Stand: Dezember 2012
Die Abwasserverordnung
Das Wasserhaushaltsgesetz (WHG) trifft als konkurrierende Gesetzgebung des Bundes grundlegende Bestimmungen über wasserwirtschaftliche Maßnahmen. Eine Erlaubnis für das Einleiten von Abwasser in Gewässer (Direkteinleitung) darf nur erteilt werden, wenn
1. die Menge und Schädlichkeit des Abwassers so gering gehalten wird, wie dies bei Einhaltung der jeweils in Betracht kommenden Verfahren nach dem Stand der Technik möglich ist,
2. die Einleitung mit den Anforderungen an die Gewässereigenschaften und sonstigen rechtlichen Anforderungen vereinbar ist und
3. Abwasseranlagen oder sonstige Einrichtungen errichtet und betrieben werden, die erforderlich sind, um die Einhaltung der Anforderungen nach den Nummern 1 und 2 sicherzustellen.
Durch Rechtsverordnung können an das Einleiten von Abwasser in Gewässer Anforderungen festgelegt werden, die dem Stand der Technik entsprechen. Die Anforderungen können auch für den Ort des Anfalls des Abwassers oder vor seiner Vermischung festgelegt werden.

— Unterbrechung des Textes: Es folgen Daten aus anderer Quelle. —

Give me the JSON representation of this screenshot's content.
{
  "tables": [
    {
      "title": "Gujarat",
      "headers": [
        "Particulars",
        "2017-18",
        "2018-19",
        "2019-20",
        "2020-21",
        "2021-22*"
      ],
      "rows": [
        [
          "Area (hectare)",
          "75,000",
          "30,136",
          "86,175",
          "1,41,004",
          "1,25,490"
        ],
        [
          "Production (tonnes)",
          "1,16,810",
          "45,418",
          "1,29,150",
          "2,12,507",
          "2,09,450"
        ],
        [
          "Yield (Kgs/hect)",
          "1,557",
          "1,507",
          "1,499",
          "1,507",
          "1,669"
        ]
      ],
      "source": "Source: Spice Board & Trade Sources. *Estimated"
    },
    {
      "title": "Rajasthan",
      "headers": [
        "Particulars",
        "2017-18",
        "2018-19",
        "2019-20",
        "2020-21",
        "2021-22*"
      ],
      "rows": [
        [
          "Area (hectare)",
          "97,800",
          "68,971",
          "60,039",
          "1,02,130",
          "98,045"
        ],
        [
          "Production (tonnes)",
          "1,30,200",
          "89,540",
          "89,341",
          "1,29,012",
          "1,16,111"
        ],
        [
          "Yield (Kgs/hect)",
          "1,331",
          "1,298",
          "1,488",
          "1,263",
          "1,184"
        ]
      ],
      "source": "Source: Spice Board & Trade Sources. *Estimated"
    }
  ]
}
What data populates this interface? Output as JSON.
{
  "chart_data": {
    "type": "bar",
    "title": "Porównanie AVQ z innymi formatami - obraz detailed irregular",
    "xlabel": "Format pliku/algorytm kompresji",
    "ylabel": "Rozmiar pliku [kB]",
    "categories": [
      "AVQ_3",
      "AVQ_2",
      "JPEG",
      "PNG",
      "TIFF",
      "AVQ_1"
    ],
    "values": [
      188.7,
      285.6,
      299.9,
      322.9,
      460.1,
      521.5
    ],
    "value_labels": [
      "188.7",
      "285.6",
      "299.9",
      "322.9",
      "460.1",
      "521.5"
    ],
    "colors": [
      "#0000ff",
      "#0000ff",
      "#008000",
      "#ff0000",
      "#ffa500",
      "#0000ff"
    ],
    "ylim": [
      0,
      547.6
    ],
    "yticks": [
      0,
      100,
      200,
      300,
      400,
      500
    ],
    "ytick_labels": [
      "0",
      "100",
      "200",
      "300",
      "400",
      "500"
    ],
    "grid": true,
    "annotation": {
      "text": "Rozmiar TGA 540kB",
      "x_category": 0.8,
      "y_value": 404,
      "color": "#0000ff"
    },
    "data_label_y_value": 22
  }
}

Für vorhandene Einleitungen legt die Rechtsverordnung abweichende Anforderungen fest, soweit die danach erforderlichen Anpassungsmaßnahmen unverhältnismäßig wären.
Diese Regelung bildet die Grundlage für die Abwasserverordnung, mit der konkrete Anforderungen an das Einleiten von Abwasser in Gewässer festgelegt werden. Seit 1976 werden bundesweit gültige Mindestanforderungen an das Einleiten von Abwasser in Gewässer und somit an Abwasseranfall, -vermeidung und -behandlung gestellt.